Solved – What if residuals are normally distributed, but y is not

errornormality-assumptionregressionresiduals

I've got a weird question. Assume that you have a small sample where the dependent variable that you're going to analyze with a simple linear model is highly left skewed. Thus you assume that $u$ is not normally distributed, because this would result in normally distributed $y$. But when you compute the QQ-Normal plot there is evidence, that the residuals are normally distributed. Thus anyone can assume that the error term is normally distributed, although $y$ is not.
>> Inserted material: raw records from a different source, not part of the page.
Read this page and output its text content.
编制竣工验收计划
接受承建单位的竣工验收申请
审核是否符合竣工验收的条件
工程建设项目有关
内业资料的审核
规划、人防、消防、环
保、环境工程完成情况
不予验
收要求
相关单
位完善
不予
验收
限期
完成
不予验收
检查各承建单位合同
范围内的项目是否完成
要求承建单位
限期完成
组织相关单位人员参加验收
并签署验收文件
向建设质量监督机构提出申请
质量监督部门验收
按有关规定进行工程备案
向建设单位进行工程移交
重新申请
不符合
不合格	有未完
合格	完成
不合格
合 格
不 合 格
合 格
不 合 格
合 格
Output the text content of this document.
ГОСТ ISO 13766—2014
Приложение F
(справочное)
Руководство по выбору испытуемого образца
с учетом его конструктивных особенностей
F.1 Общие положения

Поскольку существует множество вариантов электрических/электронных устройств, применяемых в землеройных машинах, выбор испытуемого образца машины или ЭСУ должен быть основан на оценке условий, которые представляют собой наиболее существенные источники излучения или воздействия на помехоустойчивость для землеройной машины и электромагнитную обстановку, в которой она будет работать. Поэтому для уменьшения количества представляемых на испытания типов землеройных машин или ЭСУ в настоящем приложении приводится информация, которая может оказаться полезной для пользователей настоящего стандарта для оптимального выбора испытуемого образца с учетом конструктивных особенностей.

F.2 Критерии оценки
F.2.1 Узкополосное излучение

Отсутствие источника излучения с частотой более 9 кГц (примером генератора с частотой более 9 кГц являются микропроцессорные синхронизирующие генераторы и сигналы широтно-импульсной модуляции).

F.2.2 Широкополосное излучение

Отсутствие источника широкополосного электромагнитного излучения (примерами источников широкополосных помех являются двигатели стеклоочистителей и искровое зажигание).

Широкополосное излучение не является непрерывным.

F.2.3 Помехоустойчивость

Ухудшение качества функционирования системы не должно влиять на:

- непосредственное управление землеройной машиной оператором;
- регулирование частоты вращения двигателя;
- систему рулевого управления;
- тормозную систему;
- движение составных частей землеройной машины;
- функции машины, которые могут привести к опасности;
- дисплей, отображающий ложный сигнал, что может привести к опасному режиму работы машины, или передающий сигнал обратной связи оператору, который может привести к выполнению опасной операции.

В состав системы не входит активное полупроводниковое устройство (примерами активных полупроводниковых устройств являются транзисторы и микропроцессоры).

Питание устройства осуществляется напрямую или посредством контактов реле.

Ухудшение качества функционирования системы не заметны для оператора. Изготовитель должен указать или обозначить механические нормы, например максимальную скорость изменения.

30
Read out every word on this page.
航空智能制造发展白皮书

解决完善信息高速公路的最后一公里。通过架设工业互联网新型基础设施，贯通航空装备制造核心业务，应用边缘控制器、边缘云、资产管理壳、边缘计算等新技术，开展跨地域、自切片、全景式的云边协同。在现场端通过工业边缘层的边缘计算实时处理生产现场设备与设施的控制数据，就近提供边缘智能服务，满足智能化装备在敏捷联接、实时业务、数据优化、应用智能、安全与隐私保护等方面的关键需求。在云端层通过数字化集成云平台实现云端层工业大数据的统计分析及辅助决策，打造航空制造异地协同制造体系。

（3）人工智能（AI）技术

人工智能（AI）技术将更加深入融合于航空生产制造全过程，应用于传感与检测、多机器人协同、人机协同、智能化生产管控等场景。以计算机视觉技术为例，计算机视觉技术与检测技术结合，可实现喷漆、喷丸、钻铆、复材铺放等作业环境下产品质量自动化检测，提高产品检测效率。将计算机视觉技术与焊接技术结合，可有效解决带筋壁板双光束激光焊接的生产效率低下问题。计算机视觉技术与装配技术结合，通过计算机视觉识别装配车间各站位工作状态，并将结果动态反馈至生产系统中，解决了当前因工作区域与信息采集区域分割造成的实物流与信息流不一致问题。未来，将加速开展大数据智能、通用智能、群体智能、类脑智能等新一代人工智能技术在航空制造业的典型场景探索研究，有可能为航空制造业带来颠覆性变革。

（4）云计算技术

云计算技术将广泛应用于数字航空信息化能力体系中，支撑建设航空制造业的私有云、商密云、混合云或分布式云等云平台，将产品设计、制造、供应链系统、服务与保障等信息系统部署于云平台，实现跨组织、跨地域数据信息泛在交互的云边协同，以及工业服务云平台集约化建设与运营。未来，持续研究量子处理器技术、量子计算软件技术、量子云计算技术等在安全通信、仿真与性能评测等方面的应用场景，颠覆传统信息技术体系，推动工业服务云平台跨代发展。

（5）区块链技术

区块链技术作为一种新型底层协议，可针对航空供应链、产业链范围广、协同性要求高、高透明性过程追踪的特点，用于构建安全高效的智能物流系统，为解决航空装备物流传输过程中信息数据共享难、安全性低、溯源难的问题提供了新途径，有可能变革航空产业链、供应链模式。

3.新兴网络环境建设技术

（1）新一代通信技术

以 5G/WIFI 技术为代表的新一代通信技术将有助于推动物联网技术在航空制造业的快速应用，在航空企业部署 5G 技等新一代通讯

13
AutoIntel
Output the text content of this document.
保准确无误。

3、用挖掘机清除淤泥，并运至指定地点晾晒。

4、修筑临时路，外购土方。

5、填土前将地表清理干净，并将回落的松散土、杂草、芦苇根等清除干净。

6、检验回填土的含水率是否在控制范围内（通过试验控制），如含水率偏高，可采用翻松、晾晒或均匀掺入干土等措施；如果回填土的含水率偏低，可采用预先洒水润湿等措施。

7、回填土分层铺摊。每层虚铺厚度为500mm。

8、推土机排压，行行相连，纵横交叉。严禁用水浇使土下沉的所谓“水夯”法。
So what does it mean, when the error term seems to be normally distributed, but $y$ does not?

Best Answer

It is reasonable for the residuals in a regression problem to be normally distributed, even though the response variable is not. Consider a univariate regression problem where $y \sim \mathcal{N}(\beta x, \sigma^2)$. so that the regression model is appropriate, and further assume that the true value of $\beta=1$. In this case, while the residuals of the true regression model are normal, the distribution of $y$ depends on the distribution of $x$, as the conditional mean of $y$ is a function of $x$. If the dataset has a lot of values of $x$ that are close to zero and progressively fewer the higher the value of $x$, then the distribution of $y$ will be skewed to the right. If values of $x$ are distributed symmetrically, then $y$ will be distributed symmetrically, and so forth. For a regression problem, we only assume that the response is normal conditioned on the value of $x$.